もう一方の主人公・昼間は小柄な美人占い師。性を超え男でも女でもある、そして男でも女でもない存在。司法試験の勉強途中にとあることから占い師という不思議な生き方を選んでいる。常に穏やかで冷静な昼間は、出てくるだけで私自身も癒されるようだった。人の話を聞くことに徹する人は少ない。占い師というのは名カウンセリングでもあるのだな・・。
出所したばかりの帰路でヒドイ目に遭いふらふら倒れそうになっていた辻を拾って、昼間が家賃を溜めて追い出されそうになっていた古い洋館に連れ帰ってから奇妙な同居が始まるのだが、このあたり、やおい的な読み方もできる。昼間の持つ両性性と素直に交わされる好意にほんわかな透明感があって心地よい。
この二人に不思議な因縁で絡む一人の少女、そしてその後ろに潜んでいた若者達の危険なゲーム、その中心に黒々と存在するカリスマ的青年。
さらには辻を愛して止まない清楚な花・早田咲や辻のスリ仲間の面々、昼間の住む古い洋館の大家=またこのおやじが頑固だけどイイ味だすんだわ=、強くも正しい姉(女弁護士)などなどを登場させつつ、一度動き出したドラマは急旋回し、一気に駆け抜ける。 面白い!文句なしに面白い作品。
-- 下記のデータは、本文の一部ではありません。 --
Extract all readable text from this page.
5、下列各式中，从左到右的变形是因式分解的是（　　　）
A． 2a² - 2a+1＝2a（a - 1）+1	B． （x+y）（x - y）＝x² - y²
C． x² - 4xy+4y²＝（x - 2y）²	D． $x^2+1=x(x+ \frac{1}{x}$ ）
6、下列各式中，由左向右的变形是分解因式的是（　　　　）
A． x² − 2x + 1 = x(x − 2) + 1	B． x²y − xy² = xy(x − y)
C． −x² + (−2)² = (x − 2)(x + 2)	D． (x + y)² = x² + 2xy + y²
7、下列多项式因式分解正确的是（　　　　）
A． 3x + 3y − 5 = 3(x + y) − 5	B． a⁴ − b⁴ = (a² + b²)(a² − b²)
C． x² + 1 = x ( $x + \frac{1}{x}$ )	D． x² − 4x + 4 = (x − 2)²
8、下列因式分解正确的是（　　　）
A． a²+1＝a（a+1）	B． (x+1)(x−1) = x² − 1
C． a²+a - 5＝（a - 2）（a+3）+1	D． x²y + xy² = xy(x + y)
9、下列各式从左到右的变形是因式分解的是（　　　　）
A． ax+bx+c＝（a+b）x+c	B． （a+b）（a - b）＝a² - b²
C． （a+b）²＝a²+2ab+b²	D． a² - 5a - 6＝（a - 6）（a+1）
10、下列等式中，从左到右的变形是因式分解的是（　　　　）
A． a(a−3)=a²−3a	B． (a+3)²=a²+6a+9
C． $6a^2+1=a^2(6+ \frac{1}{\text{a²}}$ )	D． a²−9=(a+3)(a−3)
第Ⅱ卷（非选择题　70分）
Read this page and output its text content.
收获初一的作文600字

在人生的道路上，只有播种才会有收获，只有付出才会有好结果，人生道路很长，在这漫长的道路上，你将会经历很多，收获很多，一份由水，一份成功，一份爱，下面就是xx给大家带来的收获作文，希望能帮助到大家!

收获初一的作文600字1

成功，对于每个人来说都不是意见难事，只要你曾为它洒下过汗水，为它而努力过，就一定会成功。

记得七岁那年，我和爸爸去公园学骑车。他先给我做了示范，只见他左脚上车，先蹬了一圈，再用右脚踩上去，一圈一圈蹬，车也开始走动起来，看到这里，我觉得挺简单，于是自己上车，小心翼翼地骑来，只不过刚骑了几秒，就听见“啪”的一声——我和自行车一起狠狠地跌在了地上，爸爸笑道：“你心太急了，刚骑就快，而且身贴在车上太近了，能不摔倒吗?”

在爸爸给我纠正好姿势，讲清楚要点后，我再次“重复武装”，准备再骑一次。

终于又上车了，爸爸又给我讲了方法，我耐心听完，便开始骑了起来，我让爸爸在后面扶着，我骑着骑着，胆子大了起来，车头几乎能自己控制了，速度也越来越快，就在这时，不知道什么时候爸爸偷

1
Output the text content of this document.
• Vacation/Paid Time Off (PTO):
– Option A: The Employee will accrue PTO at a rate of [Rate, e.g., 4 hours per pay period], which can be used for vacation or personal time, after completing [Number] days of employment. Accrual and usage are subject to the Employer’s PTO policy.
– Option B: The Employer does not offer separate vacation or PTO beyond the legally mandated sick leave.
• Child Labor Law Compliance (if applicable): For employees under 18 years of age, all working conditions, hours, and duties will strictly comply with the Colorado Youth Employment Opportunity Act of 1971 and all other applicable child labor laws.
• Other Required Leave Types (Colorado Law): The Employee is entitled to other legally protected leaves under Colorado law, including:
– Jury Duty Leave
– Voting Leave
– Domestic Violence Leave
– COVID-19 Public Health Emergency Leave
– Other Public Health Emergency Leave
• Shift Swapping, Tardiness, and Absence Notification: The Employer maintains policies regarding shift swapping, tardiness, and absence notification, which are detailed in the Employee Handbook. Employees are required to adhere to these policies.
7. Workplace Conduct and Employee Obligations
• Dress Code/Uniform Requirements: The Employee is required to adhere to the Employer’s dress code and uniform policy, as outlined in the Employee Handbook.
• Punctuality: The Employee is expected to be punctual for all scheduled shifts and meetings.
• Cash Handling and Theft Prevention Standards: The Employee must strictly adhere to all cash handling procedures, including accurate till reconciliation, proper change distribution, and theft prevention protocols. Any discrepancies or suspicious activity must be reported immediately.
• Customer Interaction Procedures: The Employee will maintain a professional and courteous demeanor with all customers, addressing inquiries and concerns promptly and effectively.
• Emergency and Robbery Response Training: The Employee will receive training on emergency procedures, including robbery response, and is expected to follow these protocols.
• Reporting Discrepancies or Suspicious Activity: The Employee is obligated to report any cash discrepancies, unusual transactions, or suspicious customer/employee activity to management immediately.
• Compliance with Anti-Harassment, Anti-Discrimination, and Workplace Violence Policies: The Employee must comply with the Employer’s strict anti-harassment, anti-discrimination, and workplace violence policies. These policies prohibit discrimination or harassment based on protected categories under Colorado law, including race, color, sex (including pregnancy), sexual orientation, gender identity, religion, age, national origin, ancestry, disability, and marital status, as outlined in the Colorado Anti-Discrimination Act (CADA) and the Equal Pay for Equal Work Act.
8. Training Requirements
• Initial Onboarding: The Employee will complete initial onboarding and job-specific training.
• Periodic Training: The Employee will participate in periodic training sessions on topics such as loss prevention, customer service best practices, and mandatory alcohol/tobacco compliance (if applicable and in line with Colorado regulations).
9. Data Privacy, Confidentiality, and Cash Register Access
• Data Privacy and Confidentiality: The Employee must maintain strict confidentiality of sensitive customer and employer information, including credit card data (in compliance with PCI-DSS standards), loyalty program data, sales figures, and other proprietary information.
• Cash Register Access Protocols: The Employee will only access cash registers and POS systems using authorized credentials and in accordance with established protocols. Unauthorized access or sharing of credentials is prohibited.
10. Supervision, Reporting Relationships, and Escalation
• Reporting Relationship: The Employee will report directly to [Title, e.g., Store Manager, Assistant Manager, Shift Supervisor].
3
ただ本来は大筋ではないのだから気にしなくてもいいのかもしれないが、悪のカリスマ青年と、昼間がずっと気にかけた少女、この二人のその後がどうだったのか、とてもとても気になってしまった。悪い癖である;;

最後に声を大にして私は言いたいっ 坂田さんの巻末解説がまためっちゃいいんである〜!!
この分析力、洞察力、そして無駄の無い文章!
ひいきのしたおしで言うのではない、ホントにこれは名解説だと思う。